ABC 19.07.07
Dos
bombarderos rusos Tupolev 95 coquetearon el pasado martes con los límites del
espacio aéreo británico al norte de Escocia. Se acercaron mucho, mucho, y
anduvieron enredando por las alturas un rato antes de perderse. Estas cosas
pasan. Hasta con estos aviones que no son precisamente los más pequeños y
rápidos y que por esa condición pueden hacer maniobras raras en momentos de
despiste. Cierto que también puede pasarles a estos aparatos. Y que suele ser sin
especial intención. En el cielo no hay balizas y el descuido existe.
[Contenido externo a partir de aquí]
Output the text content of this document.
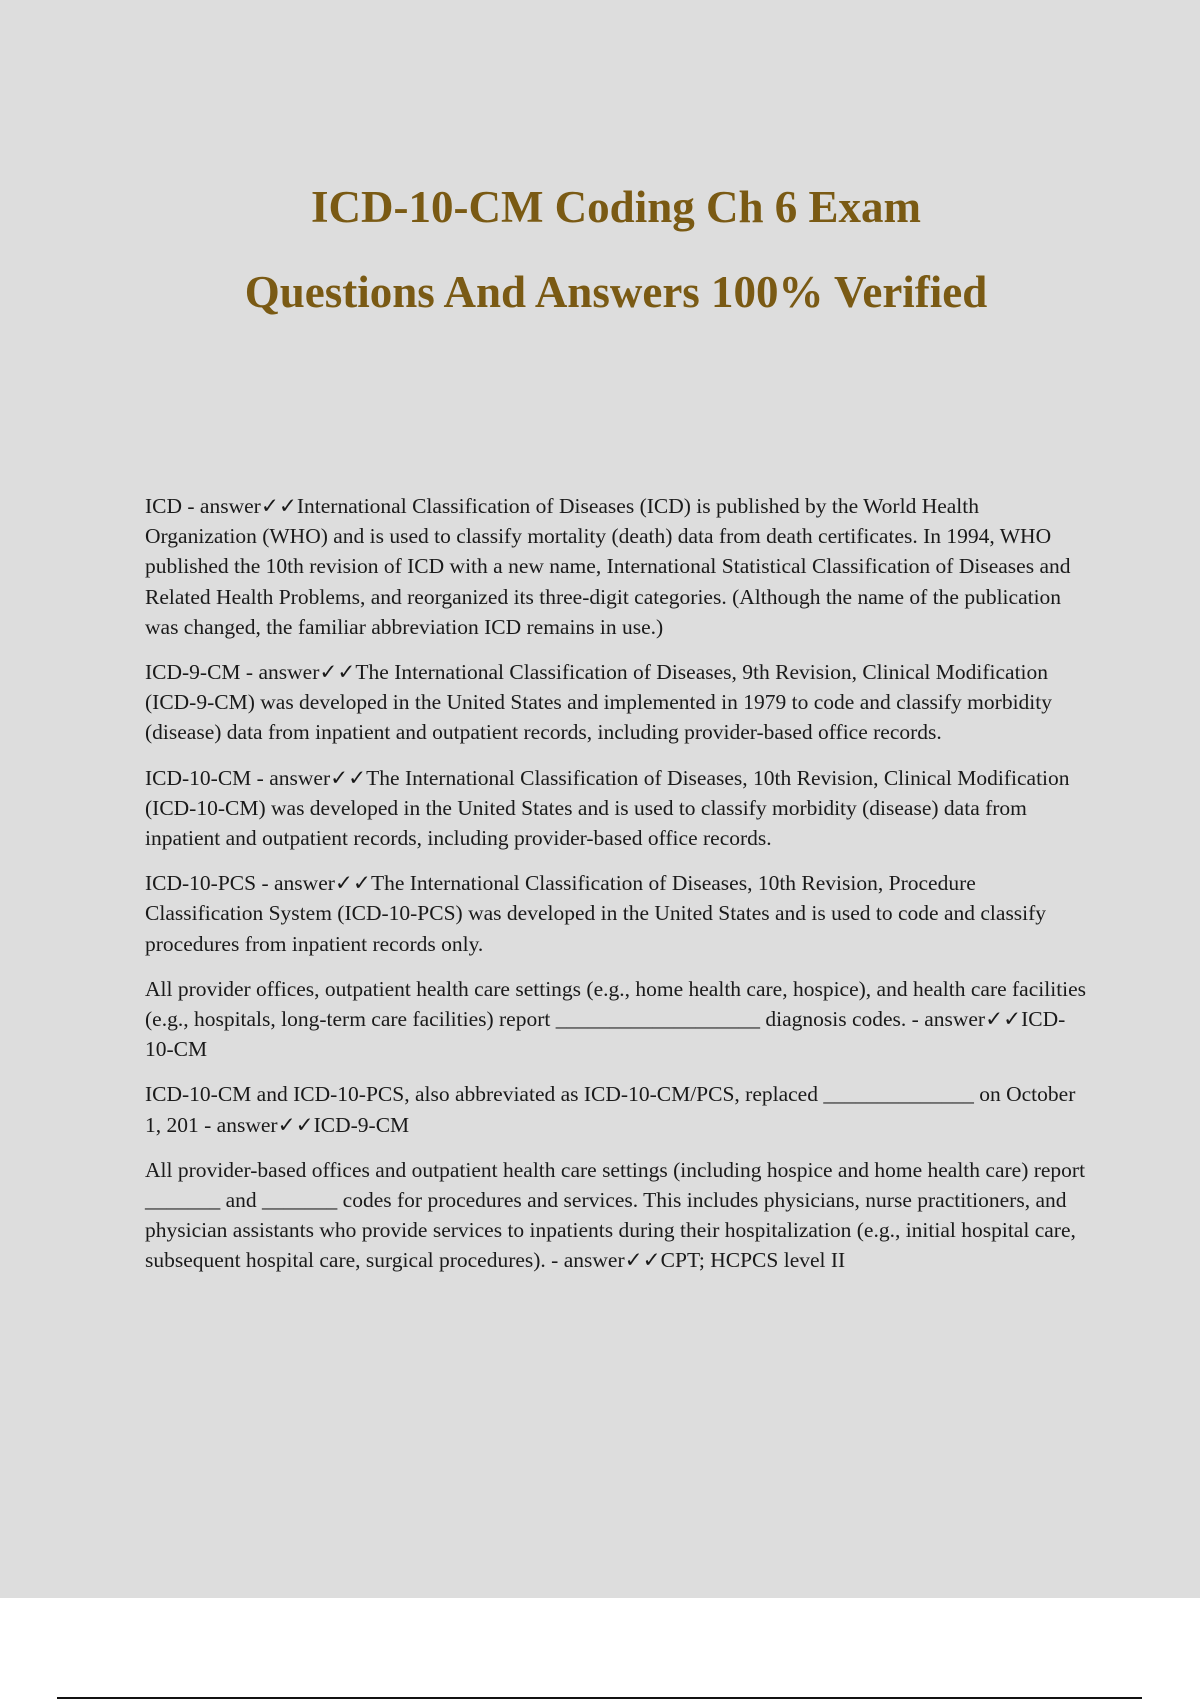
ICD-10-CM Coding Ch 6 Exam

Questions And Answers 100% Verified

ICD - answer✓✓International Classification of Diseases (ICD) is published by the World Health Organization (WHO) and is used to classify mortality (death) data from death certificates. In 1994, WHO published the 10th revision of ICD with a new name, International Statistical Classification of Diseases and Related Health Problems, and reorganized its three-digit categories. (Although the name of the publication was changed, the familiar abbreviation ICD remains in use.)

ICD-9-CM - answer✓✓The International Classification of Diseases, 9th Revision, Clinical Modification (ICD-9-CM) was developed in the United States and implemented in 1979 to code and classify morbidity (disease) data from inpatient and outpatient records, including provider-based office records.

ICD-10-CM - answer✓✓The International Classification of Diseases, 10th Revision, Clinical Modification (ICD-10-CM) was developed in the United States and is used to classify morbidity (disease) data from inpatient and outpatient records, including provider-based office records.

ICD-10-PCS - answer✓✓The International Classification of Diseases, 10th Revision, Procedure Classification System (ICD-10-PCS) was developed in the United States and is used to code and classify procedures from inpatient records only.

All provider offices, outpatient health care settings (e.g., home health care, hospice), and health care facilities (e.g., hospitals, long-term care facilities) report ___________________ diagnosis codes. - answer✓✓ICD-10-CM

ICD-10-CM and ICD-10-PCS, also abbreviated as ICD-10-CM/PCS, replaced ______________ on October 1, 201 - answer✓✓ICD-9-CM

All provider-based offices and outpatient health care settings (including hospice and home health care) report _______ and _______ codes for procedures and services. This includes physicians, nurse practitioners, and physician assistants who provide services to inpatients during their hospitalization (e.g., initial hospital care, subsequent hospital care, surgical procedures). - answer✓✓CPT; HCPCS level II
Sin
embargo, en esta ocasión, nadie en Londres parece haber entendido que los dos
aviones rusos, TU95, de alcance estratégico y capacidad de portar armamento
nuclear, se hubieran perdido por la zona después de una excursión.
No son días amables en la
relación entre Moscú y Londres. Cuatro espías rusos tan descuidadamente
disfrazados de diplomáticos como antaño bajo bandera de la URSS, han sido
expulsados del Reino Unido en una de las primeras medidas adoptadas en política
exterior por el primer ministro Gordon Brown y el Foreign Office bajo David
Miliban. Los agentes rusos de la actualidad actúan con una inmensa falta de
vergüenza convencidos de que las democracias occidentales hacen ejercicios
malabares para no gastarse un dólar en servicios de contraespionaje en este
mundo de comprensión y alianzas entre democracias y totalitarismos. Londres es,
ha sido y esperemos será siempre, muy distinto. Gracias a que lo fue, Europa es
hoy un paisaje libre donde la mayoría se permite el lujo de dormitar y otros
pueden identificar las amenazas que suponen los regímenes que chantajean o
mandan directamente a agentes propios a matar a refugiados políticos en
territorios ajenos. Londres no ha podido hacer más que otros por presos
políticos como Jodorkovski y otros perseguidos por un Kremlin ya perfectamente
controlado por la «nueva clase», distinta de la descrita por el
comunista montenegrino Milovan Djilas en su legendario ensayo sólo en el
sentido de que la hipócrita disciplina ideológica de antaño ha sido sustituida
por la lógica implacable del poder, económico en sus mecanismos y mafioso en
sus formas. Ahora Londres si ha respondido con contundencia al asesinato de
Alexander Litvinenko y ha dejado claro que la política británica no se deja
intimidar por el matonismo de los cachorros de la Lubianka. Angela Merkel ya
advirtió a Putin de que no puede tratar a las grandes democracias europeas con
los ademanes rufianescos con los que quiere despachar a sus vecinos, repúblicas
exsoviéticas o exmiembros del Pacto de Varsovia.
Volviendo
al cielo, habría sido lógico que en días de tensión las fuerzas aéreas rusas
hubieran mostrado especial recato en acercarse al espacio aéreo del Reino Unido
en sus maniobras. Que no fuera así dice mucho del discurso adoptado por Moscú
hacia el exterior. Vladimir Putin –da la impresión– cree que puede sacar
continuo rédito a la obsequiosidad de gran parte del mundo occidental y tensa
la situación porque sabe que el conflicto exterior es su gran baza para
mantener una cohesión que es fruto de una bonanza económica por precios de
materias primas que no será eterna.
Todos
somos conscientes del escaso prestigio social y político que tiene hoy en día
denunciar conflictos políticos por justificados que sean porque ya parece norma
que quien los describe los genera. Nada hay más bonito que lanzarse al
entusiasmo de la conciliación y el diálogo con quien sea. En metáfora
políticamente incorrecta podría decirse que todo padre de familia asaltado en
su casa y violadas dos hijas, tiene el sacro deber de buscar fórmulas de
entendimiento con el asaltante para no acabar considerándose culpable de la
violación de la tercera. Es esa «Casa tomada» de Julio Cortázar que no hace
mucho recordaba Fernando Savater en relación con el País Vasco. Sin embargo,
todavía hay esperanza porque quedan gentes, líderes políticos y sociedades con
memoria no inventada que reaccionan como uno desearía ver reaccionar a sus
propios gobernantes y también a su entorno. Una vez más es el Reino Unido el
que demuestra el carácter suficiente para advertir al violador que habrá de
asumir las consecuencias de sus actos que jamás le serán condonados por la
amenaza de una escalada de los atropellos.